A top U.S. Navy official reportedly has seen increased Chinese activity around a reef in the disputed South China Sea region that Beijing seized from the Philippines almost four years ago.

Admiral John Richardson, the head of U.S. naval operations, told Reuters on Thursday that the U.S. saw Chinese activity around the Scarborough Shoal in the northern part of the Spratly Island chain – about 125 miles west of a Philippines military base.

"I think we see some surface ship activity and those sorts of things, survey type of activity, going on. That’s an area of concern ... a next possible area of reclamation," Richardson added.

Richardson expressed concerns that an international court ruling on China’s aggression in the region could prompt Beijing to declare an exclusion zone in the busy trade route. He said it was unclear whether the activity near the shoal was related to the pending decision.

China’s massive land reclamation and the creation of artificial island reefs threatened to destroy years of open access trading with Asian countries and could start new rules requiring permission to access those waters, Richardson warned.
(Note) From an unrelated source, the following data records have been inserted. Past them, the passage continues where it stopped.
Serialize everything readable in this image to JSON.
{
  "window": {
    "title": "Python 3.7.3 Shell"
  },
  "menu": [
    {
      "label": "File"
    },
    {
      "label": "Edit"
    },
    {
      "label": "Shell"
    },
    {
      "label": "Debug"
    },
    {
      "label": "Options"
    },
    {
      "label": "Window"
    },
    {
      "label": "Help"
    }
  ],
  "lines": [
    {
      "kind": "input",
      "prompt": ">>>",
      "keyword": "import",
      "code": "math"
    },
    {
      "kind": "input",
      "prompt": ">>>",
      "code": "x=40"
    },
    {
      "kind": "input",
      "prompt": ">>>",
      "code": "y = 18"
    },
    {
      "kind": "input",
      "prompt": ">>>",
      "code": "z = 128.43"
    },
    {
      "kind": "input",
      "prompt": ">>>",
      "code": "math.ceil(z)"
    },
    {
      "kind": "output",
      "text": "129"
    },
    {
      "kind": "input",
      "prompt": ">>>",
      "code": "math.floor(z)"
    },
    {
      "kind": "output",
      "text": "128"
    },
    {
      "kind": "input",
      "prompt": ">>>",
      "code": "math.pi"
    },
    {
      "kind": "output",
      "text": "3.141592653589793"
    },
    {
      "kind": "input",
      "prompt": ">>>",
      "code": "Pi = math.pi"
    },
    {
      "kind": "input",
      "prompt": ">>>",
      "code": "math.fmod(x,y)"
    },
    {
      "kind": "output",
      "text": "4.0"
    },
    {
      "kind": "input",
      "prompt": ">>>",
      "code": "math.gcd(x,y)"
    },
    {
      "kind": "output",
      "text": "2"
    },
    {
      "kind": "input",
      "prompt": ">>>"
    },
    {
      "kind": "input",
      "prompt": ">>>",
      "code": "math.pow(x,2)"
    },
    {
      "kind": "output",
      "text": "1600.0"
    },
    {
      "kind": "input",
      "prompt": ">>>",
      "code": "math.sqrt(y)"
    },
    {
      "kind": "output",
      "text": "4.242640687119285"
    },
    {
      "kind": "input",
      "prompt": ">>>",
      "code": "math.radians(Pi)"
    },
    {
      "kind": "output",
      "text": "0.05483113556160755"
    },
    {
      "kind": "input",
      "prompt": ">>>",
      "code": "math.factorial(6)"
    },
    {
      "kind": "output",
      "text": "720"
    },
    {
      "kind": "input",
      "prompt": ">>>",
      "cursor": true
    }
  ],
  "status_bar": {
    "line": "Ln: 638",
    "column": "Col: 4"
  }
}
At least 30 percent of the world’s trade passes through that region.

He said the U.S. plans to continue carrying out freedom-of-navigation patrols within 12 nautical miles of the islands in the South China Sea and would welcome the participation of other countries in joint patrols.

However, he urges Washington to be careful about using “heavy” patrols of the region given China’s influence in the region.

"We have to be sophisticated in how we approach this so that we don’t force any of our partners into an uncomfortable position where they have to make tradeoffs that are not in their best interest.”